With regards to the ORE, the “multidimensional space” model has garnered empirical support from computational modelling studies (Caldara and Abdi, 2006) and in recent electro-encephalography (EEG) and functional Magnetic Resonance Imaging (fMRI) studies showing enhanced individuation of own-race faces in putatively face-preferential neurophysiological responses (Vizioli, Rousselet, & Caldara, 2010; Vizioli, 2012). Given that a norm-based version of this account may be plausibly extended to voices (Bruckert et al., 2010; Latinus and Belin, 2011; Andics et al., 2013; Latinus et al., 2013; Yovel and Belin, 2013), it might also represent a useful basis for interpreting the LFE. Behavioural studies provide some support for voice recognition failure based on degraded

phonological representations (Perrachione et al., 2011), but do not explicitly evaluate listeners’ perceptions of similarity among different native and foreign talkers.

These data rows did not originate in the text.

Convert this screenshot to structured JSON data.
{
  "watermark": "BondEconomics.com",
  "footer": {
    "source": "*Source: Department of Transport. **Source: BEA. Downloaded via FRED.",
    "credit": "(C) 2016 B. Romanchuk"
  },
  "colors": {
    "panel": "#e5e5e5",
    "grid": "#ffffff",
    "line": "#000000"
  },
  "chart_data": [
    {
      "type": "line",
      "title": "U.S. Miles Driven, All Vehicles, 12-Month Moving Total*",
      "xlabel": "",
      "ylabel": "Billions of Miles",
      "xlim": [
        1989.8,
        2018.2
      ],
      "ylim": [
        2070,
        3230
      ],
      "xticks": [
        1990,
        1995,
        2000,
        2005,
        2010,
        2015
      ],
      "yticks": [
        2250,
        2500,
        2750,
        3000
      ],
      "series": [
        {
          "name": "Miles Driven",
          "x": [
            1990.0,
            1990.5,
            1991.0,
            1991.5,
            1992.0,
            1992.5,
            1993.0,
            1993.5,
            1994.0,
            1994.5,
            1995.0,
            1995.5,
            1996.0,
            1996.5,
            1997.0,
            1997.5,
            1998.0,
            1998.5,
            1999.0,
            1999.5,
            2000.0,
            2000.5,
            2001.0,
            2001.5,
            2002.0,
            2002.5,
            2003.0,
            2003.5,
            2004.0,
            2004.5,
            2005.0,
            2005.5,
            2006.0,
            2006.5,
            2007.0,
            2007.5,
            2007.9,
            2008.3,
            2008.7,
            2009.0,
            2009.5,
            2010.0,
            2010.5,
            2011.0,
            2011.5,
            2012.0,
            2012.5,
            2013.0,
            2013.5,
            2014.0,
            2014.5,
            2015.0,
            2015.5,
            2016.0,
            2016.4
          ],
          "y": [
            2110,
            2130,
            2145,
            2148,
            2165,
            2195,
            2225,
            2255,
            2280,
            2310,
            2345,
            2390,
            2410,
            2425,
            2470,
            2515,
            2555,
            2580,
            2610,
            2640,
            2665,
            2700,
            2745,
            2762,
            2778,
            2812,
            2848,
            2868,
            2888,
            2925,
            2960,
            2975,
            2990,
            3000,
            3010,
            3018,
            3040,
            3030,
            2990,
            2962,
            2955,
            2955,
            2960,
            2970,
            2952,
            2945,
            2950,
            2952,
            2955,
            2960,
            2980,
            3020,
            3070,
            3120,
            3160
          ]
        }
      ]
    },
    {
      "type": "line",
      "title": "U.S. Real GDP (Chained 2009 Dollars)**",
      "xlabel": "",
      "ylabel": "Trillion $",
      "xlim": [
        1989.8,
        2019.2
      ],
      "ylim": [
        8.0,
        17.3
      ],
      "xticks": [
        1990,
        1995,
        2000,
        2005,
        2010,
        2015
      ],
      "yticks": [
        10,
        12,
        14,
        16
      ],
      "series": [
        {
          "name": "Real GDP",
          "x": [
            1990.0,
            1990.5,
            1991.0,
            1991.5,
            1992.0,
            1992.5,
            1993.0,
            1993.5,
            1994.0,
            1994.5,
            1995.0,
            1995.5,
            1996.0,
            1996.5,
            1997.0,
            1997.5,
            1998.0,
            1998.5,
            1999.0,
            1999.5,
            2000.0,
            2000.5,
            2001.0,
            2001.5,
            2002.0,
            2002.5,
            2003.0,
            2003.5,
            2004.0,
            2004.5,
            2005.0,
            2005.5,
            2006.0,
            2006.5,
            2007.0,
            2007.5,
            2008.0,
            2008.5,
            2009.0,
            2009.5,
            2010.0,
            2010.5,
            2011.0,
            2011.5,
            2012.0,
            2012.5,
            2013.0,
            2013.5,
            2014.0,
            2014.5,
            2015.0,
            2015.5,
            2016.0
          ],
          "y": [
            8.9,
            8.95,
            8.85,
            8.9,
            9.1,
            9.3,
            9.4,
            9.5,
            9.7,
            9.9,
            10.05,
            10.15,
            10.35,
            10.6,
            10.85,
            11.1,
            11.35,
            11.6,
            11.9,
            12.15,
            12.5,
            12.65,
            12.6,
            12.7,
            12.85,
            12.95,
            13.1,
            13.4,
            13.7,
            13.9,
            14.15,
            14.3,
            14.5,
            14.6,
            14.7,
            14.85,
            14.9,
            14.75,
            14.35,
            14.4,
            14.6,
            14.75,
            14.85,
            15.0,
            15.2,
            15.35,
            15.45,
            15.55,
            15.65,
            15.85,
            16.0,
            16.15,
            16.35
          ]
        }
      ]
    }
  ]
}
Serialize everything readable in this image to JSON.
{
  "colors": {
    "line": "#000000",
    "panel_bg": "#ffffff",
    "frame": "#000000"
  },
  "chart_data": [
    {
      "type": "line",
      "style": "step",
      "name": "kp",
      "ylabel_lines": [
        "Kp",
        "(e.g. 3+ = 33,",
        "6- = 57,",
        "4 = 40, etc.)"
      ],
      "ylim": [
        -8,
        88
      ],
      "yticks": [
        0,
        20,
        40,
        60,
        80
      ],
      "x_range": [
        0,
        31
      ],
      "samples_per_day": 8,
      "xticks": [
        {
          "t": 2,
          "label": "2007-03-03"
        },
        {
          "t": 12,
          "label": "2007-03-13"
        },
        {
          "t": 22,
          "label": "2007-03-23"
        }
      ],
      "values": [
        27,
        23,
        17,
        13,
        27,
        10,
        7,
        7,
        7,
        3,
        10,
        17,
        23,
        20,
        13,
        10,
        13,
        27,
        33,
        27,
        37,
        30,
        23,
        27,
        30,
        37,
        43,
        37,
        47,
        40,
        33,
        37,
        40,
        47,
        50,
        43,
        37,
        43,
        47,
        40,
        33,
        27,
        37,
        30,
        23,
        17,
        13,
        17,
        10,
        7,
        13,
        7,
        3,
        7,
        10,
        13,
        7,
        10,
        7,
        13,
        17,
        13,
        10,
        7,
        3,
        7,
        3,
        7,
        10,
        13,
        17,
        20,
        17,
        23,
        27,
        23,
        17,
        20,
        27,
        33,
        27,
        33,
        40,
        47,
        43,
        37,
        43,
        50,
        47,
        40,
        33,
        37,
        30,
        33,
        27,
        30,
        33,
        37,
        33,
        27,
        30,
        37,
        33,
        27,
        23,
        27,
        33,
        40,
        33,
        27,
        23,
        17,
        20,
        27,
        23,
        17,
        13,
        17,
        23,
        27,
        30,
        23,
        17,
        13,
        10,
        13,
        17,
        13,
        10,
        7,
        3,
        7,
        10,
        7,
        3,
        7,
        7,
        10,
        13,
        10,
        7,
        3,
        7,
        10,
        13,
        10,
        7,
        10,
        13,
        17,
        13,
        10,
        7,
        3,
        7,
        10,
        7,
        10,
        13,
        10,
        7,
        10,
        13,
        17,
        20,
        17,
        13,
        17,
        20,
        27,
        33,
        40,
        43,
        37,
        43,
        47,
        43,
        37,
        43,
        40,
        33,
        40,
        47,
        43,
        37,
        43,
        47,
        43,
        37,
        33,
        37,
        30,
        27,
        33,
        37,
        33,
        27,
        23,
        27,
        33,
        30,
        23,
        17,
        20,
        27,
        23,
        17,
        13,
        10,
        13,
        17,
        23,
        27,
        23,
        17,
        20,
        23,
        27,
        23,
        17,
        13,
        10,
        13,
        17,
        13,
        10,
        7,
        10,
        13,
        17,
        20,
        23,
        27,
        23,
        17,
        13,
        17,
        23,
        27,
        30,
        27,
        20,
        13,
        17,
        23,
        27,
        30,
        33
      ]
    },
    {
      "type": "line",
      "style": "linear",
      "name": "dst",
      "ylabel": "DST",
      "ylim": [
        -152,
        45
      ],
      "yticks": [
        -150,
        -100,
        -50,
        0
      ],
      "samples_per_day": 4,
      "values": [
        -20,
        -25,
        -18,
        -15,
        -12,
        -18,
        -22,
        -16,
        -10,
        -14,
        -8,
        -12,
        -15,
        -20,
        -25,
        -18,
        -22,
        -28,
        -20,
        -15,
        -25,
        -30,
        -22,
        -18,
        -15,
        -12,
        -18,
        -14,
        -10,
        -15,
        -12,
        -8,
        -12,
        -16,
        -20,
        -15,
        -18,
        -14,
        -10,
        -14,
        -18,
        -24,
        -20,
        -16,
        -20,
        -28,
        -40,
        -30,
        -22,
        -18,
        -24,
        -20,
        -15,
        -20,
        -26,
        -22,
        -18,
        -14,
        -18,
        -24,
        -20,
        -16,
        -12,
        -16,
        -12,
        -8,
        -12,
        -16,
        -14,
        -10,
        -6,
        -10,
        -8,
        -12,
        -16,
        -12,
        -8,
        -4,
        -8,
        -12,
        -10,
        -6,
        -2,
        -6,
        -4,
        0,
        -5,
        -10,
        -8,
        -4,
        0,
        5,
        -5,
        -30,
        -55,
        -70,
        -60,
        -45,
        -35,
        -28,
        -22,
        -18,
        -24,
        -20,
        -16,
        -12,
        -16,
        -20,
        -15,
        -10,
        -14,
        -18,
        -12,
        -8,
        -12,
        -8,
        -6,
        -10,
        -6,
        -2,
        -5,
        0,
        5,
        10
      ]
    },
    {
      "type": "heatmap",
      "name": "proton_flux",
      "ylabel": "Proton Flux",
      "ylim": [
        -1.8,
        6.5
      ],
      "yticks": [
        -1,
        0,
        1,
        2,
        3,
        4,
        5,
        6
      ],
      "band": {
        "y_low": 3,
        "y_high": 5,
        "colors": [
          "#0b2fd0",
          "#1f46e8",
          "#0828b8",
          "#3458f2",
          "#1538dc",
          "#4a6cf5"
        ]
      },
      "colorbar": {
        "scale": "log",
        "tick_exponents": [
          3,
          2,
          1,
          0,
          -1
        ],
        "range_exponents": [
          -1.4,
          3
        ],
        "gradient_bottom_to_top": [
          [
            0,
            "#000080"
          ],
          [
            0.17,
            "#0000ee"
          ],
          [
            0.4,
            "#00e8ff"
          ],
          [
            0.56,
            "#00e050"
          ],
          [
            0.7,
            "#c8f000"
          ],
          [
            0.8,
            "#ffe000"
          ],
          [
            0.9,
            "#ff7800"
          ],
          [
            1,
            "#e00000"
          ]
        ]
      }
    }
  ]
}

Furthermore, while the ORE has enjoyed sustained interest from the neuroimaging community (for a review, see Natu, Raboy, & O’Toole, 2011), no explicit examination of the neural basis of the LFE has been conducted, to my knowledge. The neural bases of speech perception (Hickok & Poeppel, 2007; McGettigan & Scott, 2012; Price, 2010, 2012; Scott & McGettigan, 2013) and voice recognition (Belin et al., 2004; Belin et al., 2011; Yovel and Belin, 2013; Schweinberger et al., 2014) have been, respectively, relatively well- studied, but most investigations evaluate these phenomena separately. However, neuro- cognitive models (Belin et al., 2004; 2011) and behavioural findings – such as the LFE – strongly suggest that the two systems are coupled in realizing successful voice

recognition. Indeed, a handful of recent neuroimaging works have begun to investigate this interaction. For example, it was recently shown that speech perception areas in the posterior left superior temporal cortex (STC) responded to speaker-related changes in vocal tract parameters (von Kriegstein, Smith, Patterson, Kiebel, & Griffiths, 2010). Furthermore, right posterior STC processed speaker-related information during a speech

recognition task as contrasted with a voice recognition task, and these left and right posterior superior-temporal regions were functionally connected. More recently,

Chandrasekaran and colleagues (Chandrasekaran, Chan, & Wong, 2011) showed that the left posterior middle temporal gyrus (MTG) exhibited reduced BOLD-signal adaptation to variations in both indexical (speaker-related) and lexical (word) information, as

contrasted with a condition where all stimulus content was repeated (i.e., same speaker identity and same word repeated). The authors interpreted this as evidence of neural integration of “what” and “who” information in this region. Taking these findings into account, therefore, it is important to determine the extent to which such putative

integrative regions are perturbed under foreign speech conditions, as contrasted with the familiar speech conditions previously used.